LE PERSONNEL ET L'ORGANISATION MATÉRIELLE.
C'est la S.I.P. de M'Sila qui assure la marche et le financement de l'entreprise
pendant la période d'attente allant jusqu'à une production
rémunératrice des oliviers. Chaque tranche fait l'objet
d'un projet de budget à la Commission du Paysanat à Alger
; les crédits délégués sont utilisés
avec le souci de réaliser le maximum d'économies pour diminuer
le prix de revient de la plantation. (Les bilans des deux premières
tranches du programme de paysanat se soldent par des reliquats importants
sur les prévisions de dépenses). L'Administrateur de la
Commune mixte de M'Sila, président du Conseil
d'administration de la S.I.P., soumet au Conseil les décisions
à prendre. La création d'une section " exploitation
agricole ", au sein de la S.I.P., à comptabilité commerciale,
avec agent comptable, facilitera l'entreprise.
Un chef de cultures principal, ingénieur agricole de Tunis, spécialiste
de la culture de l'olivier en terre sèche en Tunisie, et un chef
de cultures adjoint assurent la direction technique et les soins culturaux
nécessaires. La main-d'oeuvre est recrutée parmi les intéressés.
Le manque de matériel lui appartenant en propre a constitué,
pour la S.I.P. de M'Sila, la principale difficulté dans l'exécution
des travaux et a nécessité la location de camionnettes-citernes
pour les arrosages des plants. 'Cette difficulté va être
aplanie. La S.I.P. a pu faire l'acquisition d'un tracteur pour les labours,
d'un camion de 5 tonnes pour le transport des souchets et d'une citerne
de 4.00C litres pour les arrosages. Un camion G.M.C. citerne est attendu.
La construction d'une maison à Djorf, pour le chef de cultures,
est prévue Cette maison comportera des annexes pour entreposer
le matériel et l'outillage.
LE PROGRAMME D'AVENIR.
La transformation en sept années dé 50.000 hectares du Hodna
en un paysanat d'oléiculteurs permettant de recaser 5.000 familles,
a été envisagée.
En outre, à la suite de prospections faites par M. Riflard, professeur
d'agriculture à l'Ecole
normale de Bouzaréah, l'extension du paysanat, d'oléiculteurs
pourrait déborder le Hodna et intéresser les communes mixtes
de Sidi-Aissa et Bou-Saâda.
Déjà un programme analogue à celui de M'Sila est
projeté dans la commune mixte limitrophe de Barika et fait l'objet
d'une étude.
Le S.A.R. d'oléiculteurs qui a débuté, il y a seize
mois à M'Sila, peut donc avoir un développement considérable.
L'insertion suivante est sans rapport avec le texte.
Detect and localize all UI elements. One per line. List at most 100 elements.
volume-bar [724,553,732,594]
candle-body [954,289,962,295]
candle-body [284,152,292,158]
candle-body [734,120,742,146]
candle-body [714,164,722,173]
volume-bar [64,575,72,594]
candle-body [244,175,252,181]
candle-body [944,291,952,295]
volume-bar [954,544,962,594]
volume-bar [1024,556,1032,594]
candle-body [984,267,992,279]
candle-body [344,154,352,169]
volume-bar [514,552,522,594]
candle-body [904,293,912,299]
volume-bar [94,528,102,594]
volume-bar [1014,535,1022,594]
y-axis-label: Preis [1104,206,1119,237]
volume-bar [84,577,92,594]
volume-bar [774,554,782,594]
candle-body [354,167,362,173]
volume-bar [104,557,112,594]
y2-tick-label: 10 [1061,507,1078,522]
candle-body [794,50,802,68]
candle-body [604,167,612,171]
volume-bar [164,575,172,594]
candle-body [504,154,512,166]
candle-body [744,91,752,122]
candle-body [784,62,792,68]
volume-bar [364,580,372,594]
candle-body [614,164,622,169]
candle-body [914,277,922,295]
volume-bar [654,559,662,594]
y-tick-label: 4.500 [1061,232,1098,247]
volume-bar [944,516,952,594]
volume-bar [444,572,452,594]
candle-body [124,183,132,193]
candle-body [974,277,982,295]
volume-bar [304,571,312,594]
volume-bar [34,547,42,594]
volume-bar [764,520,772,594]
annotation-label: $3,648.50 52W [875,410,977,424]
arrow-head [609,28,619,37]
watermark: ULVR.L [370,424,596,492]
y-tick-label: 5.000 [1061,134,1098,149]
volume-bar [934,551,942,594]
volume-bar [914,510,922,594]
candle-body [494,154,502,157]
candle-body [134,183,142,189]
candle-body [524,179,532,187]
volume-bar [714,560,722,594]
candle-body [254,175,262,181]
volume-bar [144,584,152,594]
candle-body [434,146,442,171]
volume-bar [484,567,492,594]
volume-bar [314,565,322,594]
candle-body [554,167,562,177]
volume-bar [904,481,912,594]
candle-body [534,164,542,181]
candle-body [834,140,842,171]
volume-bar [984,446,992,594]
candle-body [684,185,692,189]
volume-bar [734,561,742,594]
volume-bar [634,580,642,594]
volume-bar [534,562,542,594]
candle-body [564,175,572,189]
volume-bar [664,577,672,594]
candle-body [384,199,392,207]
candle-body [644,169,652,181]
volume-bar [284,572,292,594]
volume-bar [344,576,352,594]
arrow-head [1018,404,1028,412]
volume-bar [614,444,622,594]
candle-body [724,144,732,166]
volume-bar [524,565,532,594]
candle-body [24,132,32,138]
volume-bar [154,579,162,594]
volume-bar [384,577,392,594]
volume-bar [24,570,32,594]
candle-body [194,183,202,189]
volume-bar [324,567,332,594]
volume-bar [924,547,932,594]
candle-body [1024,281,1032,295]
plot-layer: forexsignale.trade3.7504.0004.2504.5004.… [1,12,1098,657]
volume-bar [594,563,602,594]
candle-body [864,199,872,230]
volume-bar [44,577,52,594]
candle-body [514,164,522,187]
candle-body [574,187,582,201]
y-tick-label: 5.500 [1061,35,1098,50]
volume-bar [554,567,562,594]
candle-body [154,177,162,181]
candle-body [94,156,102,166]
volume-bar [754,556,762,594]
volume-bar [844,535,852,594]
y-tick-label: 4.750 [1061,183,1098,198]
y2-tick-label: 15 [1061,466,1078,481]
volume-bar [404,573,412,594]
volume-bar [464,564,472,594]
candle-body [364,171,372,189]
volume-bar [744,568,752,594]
Malgré les difficultés premières, le résultat
est maintenant tangible ; la situation économique des habitants
qui ont les possibilités de s'employer aux travaux du S.A.R. s'est
améliorée ; déjà, un certain nombre, n'estimant
plus nécessaire de partir en achaba, sont restés au douar
l'été dernier ; le chef de cultures a commencé à
former les jeunes du douar qui l'ont secondé dans les travaux de
taille. Les difficultés résultant de la nature juridique
du sol ont pu être évitées et la situation pourra
être réglée par le moyen d'une enquête d'en
semble, au moment de l'attribution des lots de 10 hectares entre les hommes
issus des familles dont la liste a été dressée. Seuls
ils pourront bénéficier du partage, sous réserve
d'avoir effectivement travaillé à la réalisation.
Une réussite dans des conditions particulièrement difficiles
autorise tous les espoirs pour l'avenir.
Si la création des S.A.R. d'oléiculteurs du Hodna et la
construction des villages de recasement réclament un gros effort
financier de l'Algérie, l'entreprise constitue un placement sûr.
Elle apportera une richesse économique importante et durable, améliorera
considérablement les conditions de vie des populations musulmanes,
résoudra le problème démographique et social et transformera
une région actuellement déshéritée en un îlot
boisé susceptible de créer une zone de condensation qui
permettrait un adoucissement du climat.